Nous abordons ces trois points :

  • L’ambition pragmatique
  • La revendication de rationalisation et d’autonomie scientifique
  • L’inclination vers le sujet apprenant

11. Une ambition pragmatique

Ce qui frappe en première impression lorsqu’on aborde les textes présentant les didactiques, c’est la volonté exprimée d’aboutir à des résultats sensibles. Les différentes didactiques se rassemblent en effet autour de l’idée qu’il existe un besoin à satisfaire, qui est de rendre l’enseignement plus efficace [Cornu & Vergnioux, 1992]. Pour ce faire, il est important de mieux comprendre comment les élèves apprennent, et d’être en mesure de pouvoir donner aux enseignants des outils méthodologiques pertinents. Le but est ici d’optimiser l’efficacité cognitive des apprentissages, et d’améliorer, par l’étude, les processus en jeu dans les situations didactiques.

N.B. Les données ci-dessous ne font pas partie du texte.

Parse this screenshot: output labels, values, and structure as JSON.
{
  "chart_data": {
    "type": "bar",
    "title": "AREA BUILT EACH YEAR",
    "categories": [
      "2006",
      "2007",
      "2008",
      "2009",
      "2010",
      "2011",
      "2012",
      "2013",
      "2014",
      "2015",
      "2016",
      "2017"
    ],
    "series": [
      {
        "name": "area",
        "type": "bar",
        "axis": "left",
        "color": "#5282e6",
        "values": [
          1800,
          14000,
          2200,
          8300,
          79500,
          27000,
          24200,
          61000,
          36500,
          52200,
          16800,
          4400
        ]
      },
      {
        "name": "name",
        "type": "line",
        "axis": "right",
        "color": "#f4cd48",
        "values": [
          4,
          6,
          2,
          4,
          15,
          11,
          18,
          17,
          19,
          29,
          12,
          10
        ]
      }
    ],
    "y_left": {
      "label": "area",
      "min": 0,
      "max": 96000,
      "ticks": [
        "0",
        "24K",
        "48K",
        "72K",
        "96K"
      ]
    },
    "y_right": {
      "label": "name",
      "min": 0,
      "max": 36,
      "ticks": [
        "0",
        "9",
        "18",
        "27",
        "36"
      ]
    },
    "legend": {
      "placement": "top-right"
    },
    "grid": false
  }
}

La question de l’utilité des didactiques est alors posée : que faut-il enseigner aux élèves ? Comment définir les méthodes les mieux adaptées à la transmission des connaissances? Quels outils pédagogiques construire à l’intention des enseignants ? La didactique se définit ici comme une science appliquée ou directement applicable [Cornu & Vergnioux, id.] et donc pragmatique1 i.e. « susceptible d’applications pratiques » pour ne s’en tenir qu’à son étymologie. Si les didactiques visent à une certaine efficacité, elles recherchent également les moyens permettant de mesurer celle-ci.

Se positionnant sur un plan concret, contingent, les didactiques entendent se distinguer de la pédagogie, qu’elles vont par opposition saisir comme un champ de recherche à visée axiologique, construit à partir de théories éducatives fondées sur une certaine vision de l’homme et de la société [Sarrazy, 2002].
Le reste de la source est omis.